元鶴竜の音羽山親方が照ノ富士に敬意「あの体でよくここまでやった」モンゴルの後輩にエール「指導に必ず役に立つ」
日本相撲協会が17日、横綱照ノ富士の引退、年寄承認を発表した。元横綱は引退後5年間は名跡も持たずにしこ名で親方になれるため、照ノ富士親方として協会に残る。同日午後に国技館内で引退会見が行われる。
これを受け、音羽山親方(元横綱鶴竜)が取材に応じ、モンゴルの後輩横綱について語った。
まずは「お疲れ様でしょう。あの体でよくここまでやったんじゃないですかね」と労った親方。「あれだけのケガがある中で、出てきたときは結果を出すというのは素晴らしいこと。足も腰もいろんなところをケガしながら、心折れてもいいくらいですけど、それを乗り越えて、あの地位から戻ってきて横綱にまで上がったわけですから。
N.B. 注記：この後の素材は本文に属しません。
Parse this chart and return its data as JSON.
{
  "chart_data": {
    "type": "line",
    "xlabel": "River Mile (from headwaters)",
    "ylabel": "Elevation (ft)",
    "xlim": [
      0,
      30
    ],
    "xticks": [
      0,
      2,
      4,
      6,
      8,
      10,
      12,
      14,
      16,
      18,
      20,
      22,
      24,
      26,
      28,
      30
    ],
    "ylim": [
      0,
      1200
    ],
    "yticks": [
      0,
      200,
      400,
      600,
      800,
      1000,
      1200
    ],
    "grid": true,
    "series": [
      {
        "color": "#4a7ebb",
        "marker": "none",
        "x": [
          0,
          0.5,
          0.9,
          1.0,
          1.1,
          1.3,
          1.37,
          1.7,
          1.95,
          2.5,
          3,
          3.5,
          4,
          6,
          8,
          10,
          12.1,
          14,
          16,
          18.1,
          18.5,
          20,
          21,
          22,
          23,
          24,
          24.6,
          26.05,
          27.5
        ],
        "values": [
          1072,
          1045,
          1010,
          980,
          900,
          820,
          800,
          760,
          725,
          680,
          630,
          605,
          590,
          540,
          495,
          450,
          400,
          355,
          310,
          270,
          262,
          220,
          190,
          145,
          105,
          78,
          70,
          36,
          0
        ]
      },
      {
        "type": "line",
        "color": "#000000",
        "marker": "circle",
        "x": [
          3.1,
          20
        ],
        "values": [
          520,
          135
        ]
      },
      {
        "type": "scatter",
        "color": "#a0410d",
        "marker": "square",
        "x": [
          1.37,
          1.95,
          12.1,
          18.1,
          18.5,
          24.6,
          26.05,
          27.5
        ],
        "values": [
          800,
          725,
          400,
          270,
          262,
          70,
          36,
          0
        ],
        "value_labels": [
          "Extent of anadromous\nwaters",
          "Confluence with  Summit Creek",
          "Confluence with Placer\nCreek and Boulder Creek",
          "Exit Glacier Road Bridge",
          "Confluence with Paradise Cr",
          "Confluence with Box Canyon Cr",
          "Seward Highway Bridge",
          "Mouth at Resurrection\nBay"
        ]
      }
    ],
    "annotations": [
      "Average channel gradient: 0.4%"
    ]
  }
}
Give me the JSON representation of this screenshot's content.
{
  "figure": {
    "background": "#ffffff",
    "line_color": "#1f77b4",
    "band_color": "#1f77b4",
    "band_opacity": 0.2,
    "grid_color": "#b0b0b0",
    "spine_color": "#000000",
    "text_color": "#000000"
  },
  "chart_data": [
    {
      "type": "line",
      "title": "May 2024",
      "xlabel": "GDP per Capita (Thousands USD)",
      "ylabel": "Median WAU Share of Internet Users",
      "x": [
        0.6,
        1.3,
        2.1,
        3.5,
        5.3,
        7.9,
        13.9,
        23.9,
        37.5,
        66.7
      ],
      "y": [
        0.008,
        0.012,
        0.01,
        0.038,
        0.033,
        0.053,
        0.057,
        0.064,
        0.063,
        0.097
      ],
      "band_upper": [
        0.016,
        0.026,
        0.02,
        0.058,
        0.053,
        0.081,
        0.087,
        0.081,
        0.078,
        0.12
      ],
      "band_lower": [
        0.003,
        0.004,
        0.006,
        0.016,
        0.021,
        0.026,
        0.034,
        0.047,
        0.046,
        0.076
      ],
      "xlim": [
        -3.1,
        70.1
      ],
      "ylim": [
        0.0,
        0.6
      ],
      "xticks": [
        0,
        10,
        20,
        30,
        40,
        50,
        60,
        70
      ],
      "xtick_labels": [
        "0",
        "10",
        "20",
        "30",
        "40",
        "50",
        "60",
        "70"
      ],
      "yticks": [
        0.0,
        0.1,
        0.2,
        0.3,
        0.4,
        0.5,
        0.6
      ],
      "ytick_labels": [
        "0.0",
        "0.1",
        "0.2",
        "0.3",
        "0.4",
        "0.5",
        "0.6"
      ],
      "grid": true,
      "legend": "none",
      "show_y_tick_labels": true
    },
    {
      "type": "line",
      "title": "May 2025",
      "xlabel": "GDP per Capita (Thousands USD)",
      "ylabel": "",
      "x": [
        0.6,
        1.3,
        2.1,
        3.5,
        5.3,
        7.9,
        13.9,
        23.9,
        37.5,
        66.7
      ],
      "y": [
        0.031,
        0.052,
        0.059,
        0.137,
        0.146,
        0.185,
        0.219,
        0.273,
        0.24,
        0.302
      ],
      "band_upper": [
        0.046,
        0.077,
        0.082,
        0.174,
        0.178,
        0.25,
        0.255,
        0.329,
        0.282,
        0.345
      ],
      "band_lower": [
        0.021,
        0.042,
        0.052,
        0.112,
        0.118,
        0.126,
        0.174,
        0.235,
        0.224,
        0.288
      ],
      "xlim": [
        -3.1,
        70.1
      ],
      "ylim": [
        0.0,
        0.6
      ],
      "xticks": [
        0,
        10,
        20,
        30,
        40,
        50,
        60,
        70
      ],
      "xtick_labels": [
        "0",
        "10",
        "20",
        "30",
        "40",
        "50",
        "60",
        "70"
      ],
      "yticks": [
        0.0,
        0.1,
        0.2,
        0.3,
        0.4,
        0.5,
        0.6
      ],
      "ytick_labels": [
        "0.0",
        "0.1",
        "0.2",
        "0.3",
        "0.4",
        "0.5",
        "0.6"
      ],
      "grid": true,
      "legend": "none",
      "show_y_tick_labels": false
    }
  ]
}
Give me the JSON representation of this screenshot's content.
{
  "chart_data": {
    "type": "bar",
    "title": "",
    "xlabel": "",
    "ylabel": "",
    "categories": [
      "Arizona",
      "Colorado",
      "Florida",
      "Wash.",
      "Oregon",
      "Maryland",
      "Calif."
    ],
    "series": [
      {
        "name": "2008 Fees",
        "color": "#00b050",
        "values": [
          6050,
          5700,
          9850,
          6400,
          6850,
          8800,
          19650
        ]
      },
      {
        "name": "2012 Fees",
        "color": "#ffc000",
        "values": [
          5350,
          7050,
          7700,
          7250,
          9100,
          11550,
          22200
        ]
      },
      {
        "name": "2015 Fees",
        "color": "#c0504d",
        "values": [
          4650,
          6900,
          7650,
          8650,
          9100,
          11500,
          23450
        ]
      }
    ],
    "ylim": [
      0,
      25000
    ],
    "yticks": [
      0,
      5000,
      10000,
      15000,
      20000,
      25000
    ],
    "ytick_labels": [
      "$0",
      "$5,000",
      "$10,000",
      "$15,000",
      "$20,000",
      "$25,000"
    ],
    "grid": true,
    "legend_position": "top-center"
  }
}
それは素晴らしいことですよ。なかなかできないです」と語った。
「だいたい、そこでみんな辞めていくと思うんです。辞めたいと言った本人を引き留めた親方もまた素晴らしいと思います。まだやれるっていうのを感じたんでしょうね」と横綱の師匠、伊勢ケ浜親方(元横綱旭富士)の心中を想像した。
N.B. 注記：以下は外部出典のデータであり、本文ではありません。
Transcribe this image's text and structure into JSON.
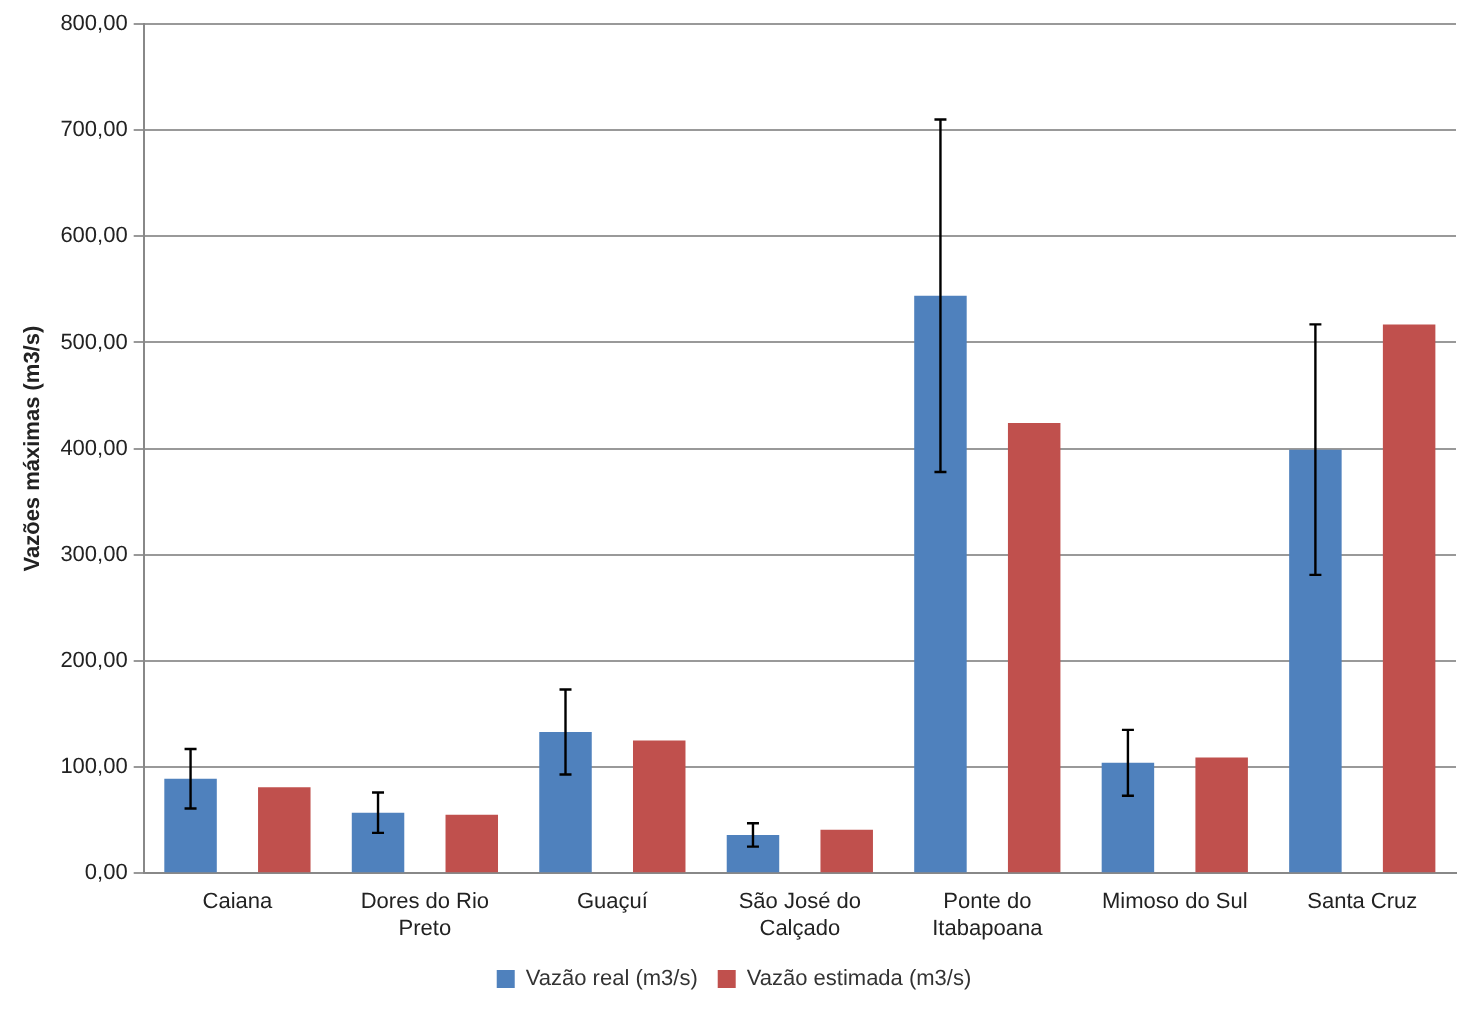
{
  "chart_data": {
    "type": "bar",
    "ylabel": "Vazões máximas (m3/s)",
    "categories": [
      "Caiana",
      "Dores do Rio Preto",
      "Guaçuí",
      "São José do Calçado",
      "Ponte do Itabapoana",
      "Mimoso do Sul",
      "Santa Cruz"
    ],
    "series": [
      {
        "name": "Vazão real (m3/s)",
        "color": "#4f81bd",
        "values": [
          89,
          57,
          133,
          36,
          544,
          104,
          399
        ],
        "errors": [
          28,
          19,
          40,
          11,
          166,
          31,
          118
        ]
      },
      {
        "name": "Vazão estimada (m3/s)",
        "color": "#c0504d",
        "values": [
          81,
          55,
          125,
          41,
          424,
          109,
          517
        ]
      }
    ],
    "ylim": [
      0,
      800
    ],
    "yticks": [
      {
        "value": 0,
        "label": "0,00"
      },
      {
        "value": 100,
        "label": "100,00"
      },
      {
        "value": 200,
        "label": "200,00"
      },
      {
        "value": 300,
        "label": "300,00"
      },
      {
        "value": 400,
        "label": "400,00"
      },
      {
        "value": 500,
        "label": "500,00"
      },
      {
        "value": 600,
        "label": "600,00"
      },
      {
        "value": 700,
        "label": "700,00"
      },
      {
        "value": 800,
        "label": "800,00"
      }
    ],
    "grid": "y",
    "legend": "bottom"
  }
}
初優勝を果たし15年夏場所後に大関昇進した照ノ富士を「上がって来た時は横綱になるなという勢いで、トントンと大関まで上がって。そこからケガが続いて。それまでだったら、すぐに横綱になる勢いがありましたよね」と述懐した。
そして「最初は体の大きさを生かして。相手に押されても下がらないし、素晴らしい相撲を取っていたと思いますけど、相手を受ける相撲というのが結局ケガにつながった。相手の力もモロに受けるというのは、それだけ危ないことなので」と評価した。
そして復帰後を「そこから変わりましたよね。前に前に出るっていう意識でね。足はどうしようもないので、上半身の筋肉を付けて。普通はダメだと思いますけど、あれだけのタッパがあったから、なんとかなったんだと思う。足が悪くて上半身だけ鍛えても、そこまではいかないと思います。あれだけのタッパがあったからこそ、上半身の力で、腰の状態をカバーできた。普通逆じゃないといけないんですけど。でもあのタッパが、懐の深さが武器になったという、これなら行けるぞっていう自信になったんじゃないですかね」と語った。
「やっぱり最初に上がったときと今の体まったく違いますからね。昔はちょっとあんこで、今は逆に肩周りとか必要な筋肉をつけてっていう感じになってますけどね」
この経験を生かした親方として「ケガして、落ちて、休んで。いろんなことを経験して、全てを経験している親方として、指導に当たっていけるんじゃないかな。これからの指導に必ず役に立つと思います」と締めくくった。
照ノ富士は大関からけがで序二段まで下がったものの、再び這い上がって横綱まで上り詰めた。この初場所では3場所ぶりに復帰したが、初日に小結若隆景、4日目に翔猿に敗れ、5日目の16日に右膝と腰の痛みで休場。優勝回数は10度。親方となる条件となる日本国籍は2021年8月に取得している。
照ノ富士は2日目の取組にはモンゴルの母、妻と長男を国技館に招き隆の勝から白星。「自分の中でやれることをやってダメだったら、という思いはあった。もう一回、今までの相撲をやってみたい思いだった。自分の全てを出し切りたい、後先考えずやりたいと思っていた」「今日はお母さん、奥さんと子供が見てくれた。勝っている相撲を見せられて良かった」と語っていた。
横綱在位は21場所。一人横綱だった照ノ富士の引退により、初場所後に新横綱が誕生しなければ1993年初場所以来、32年ぶりに横綱が空位になる。また、2003年春場所から務めた朝青龍以来のモンゴル出身横綱の系譜も中断することになる。
今場所では綱とりに琴桜(佐渡ケ嶽)、豊昇龍(立浪)の両大関が挑戦。琴桜は5日目までで1勝4敗と脱落。モンゴル出身の豊昇龍は4勝1敗と望みをつないでいる。
◆照ノ富士春雄(てるのふじ・はるお=本名杉野森正山)第73代横綱、伊勢ケ浜部屋。1991年11月29日生まれ。モンゴル・ウランバートル出身。鳥取城北高から間垣部屋に入門し、11年5月の技量審査場所初土俵。13年春場所後に転籍。初優勝の15年夏場所後に大関昇進。両膝のけがなどで19年春場所に序二段転落。再入幕の20年7月場所を制し、21年夏場所で大関復帰。日本国籍取得後の同年秋場所で新横綱。優勝10回。殊勲賞、敢闘賞、技能賞各3回。得意は右四つ、寄り。192センチ、176キロ。